Dear Editor,
Last Saturday I noticed my internet went down very early in the morning. I called the 0488 DSL number around 9 am but was greeted by a voicemail and I had to press a number of numbers. After about 30 minutes someone answered the phone and I was told they were having technical difficulties which I understood.
My children had plenty of research for their homework and I had a number of emails to reply to and a sermon to research. Around mid-day I called GTT again waiting like a drowning rat on a straw to get an answer. After about 40 minutes a man told me their server had crashed and he was not sure when it would be restored. I have several questions:
Why is GTT on voicemail when people call for emergency purposes?
Do we still pay for holding the line we call on for 30 minutes? I was told they charge for it.
Why do their bills always come 2 months late?
My internet was off for about 16 hours on Saturday, so will I be given back that time of service lost?

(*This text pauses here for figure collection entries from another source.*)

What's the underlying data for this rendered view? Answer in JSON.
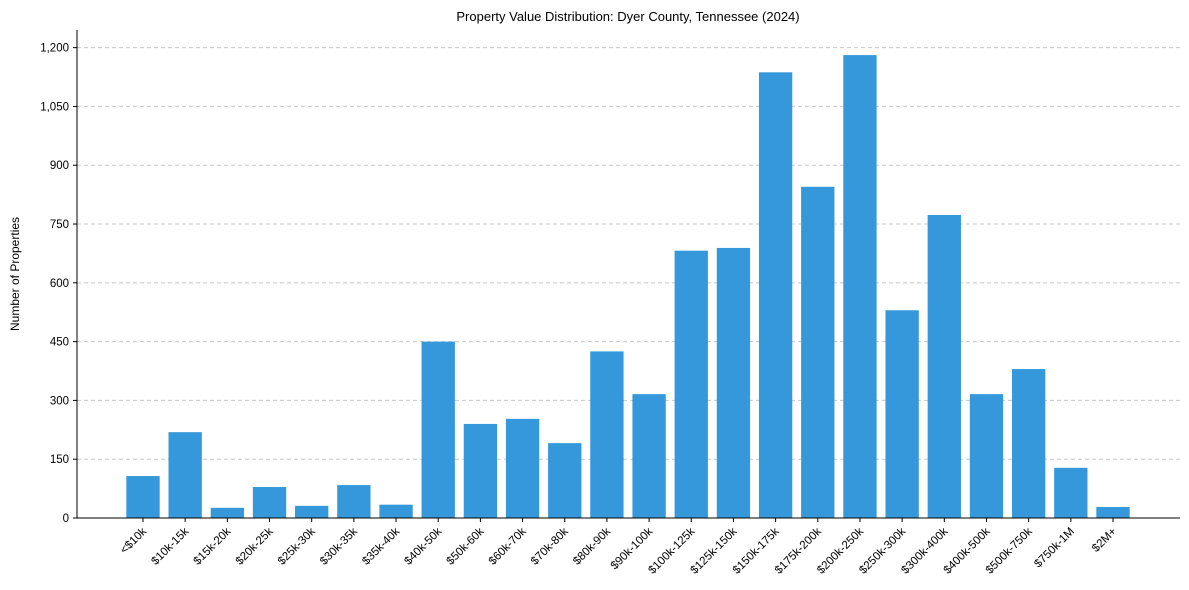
{
  "chart_data": {
    "type": "bar",
    "title": "Property Value Distribution: Dyer County, Tennessee (2024)",
    "xlabel": "",
    "ylabel": "Number of Properties",
    "ylim": [
      0,
      1245
    ],
    "yticks": [
      0,
      150,
      300,
      450,
      600,
      750,
      900,
      1050,
      1200
    ],
    "ytick_labels": [
      "0",
      "150",
      "300",
      "450",
      "600",
      "750",
      "900",
      "1,050",
      "1,200"
    ],
    "grid": "y",
    "bar_color": "#3498db",
    "categories": [
      "<$10k",
      "$10k-15k",
      "$15k-20k",
      "$20k-25k",
      "$25k-30k",
      "$30k-35k",
      "$35k-40k",
      "$40k-50k",
      "$50k-60k",
      "$60k-70k",
      "$70k-80k",
      "$80k-90k",
      "$90k-100k",
      "$100k-125k",
      "$125k-150k",
      "$150k-175k",
      "$175k-200k",
      "$200k-250k",
      "$250k-300k",
      "$300k-400k",
      "$400k-500k",
      "$500k-750k",
      "$750k-1M",
      "$2M+"
    ],
    "values": [
      107,
      219,
      26,
      79,
      31,
      84,
      34,
      450,
      240,
      253,
      191,
      425,
      316,
      682,
      689,
      1137,
      845,
      1181,
      530,
      773,
      316,
      380,
      128,
      28
    ]
  }
}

We are paying for a service we are not getting and they say the internet has improved, yet it is slower than in any other country in the Caribbean. In my personal opinion the internet service GTT is offering this nation is not worth a $1000, and they treat customers as they please. If customers fail to pay their bills by just a day or a few hours they are cut off. GTT is very efficient when it comes to cutting off your service but inefficient about taking our emergency calls.
This monopoly they have with the government needs to be broken and Digicel and other companies should offer DSL services, then GTT will have to step up their game.
On March 7 I visited GTT’s office at Fogarty’s building in Water Street. At 2.35 pm I joined a line for 35 minutes that was not moving. I wanted to buy a GTT landline phone card, but when I approached the cashier he told me they didn’t sell cards there and I had to join another long non-moving line where they pay bills. I asked the cashier if that was the case why didn’t they put up a notice about where cards were sold. I refused to join another line and told him I would write about this and expose their negligence.
He quickly called security and asked them to bring me a card. He did that because I challenged him, and people were starting to say I was right. I said to myself, ‘only in Guyana…’
Now I come to the line where you pay the bills in a very hot room. I counted 5 booths and only 2 cashiers working; then one cashier would leave for over an hour and then the next one would go, while over 50 people would stand there like fools.
In all the GTT offices from Berbice to Essequibo I see the same lame operation.
When you call to report a problem they say they will come in 7 working days or 3 days, but months pass and unless you pester them they will not come. GTT, GPL and GWI are basically the same and we now pay VAT on inadequate services.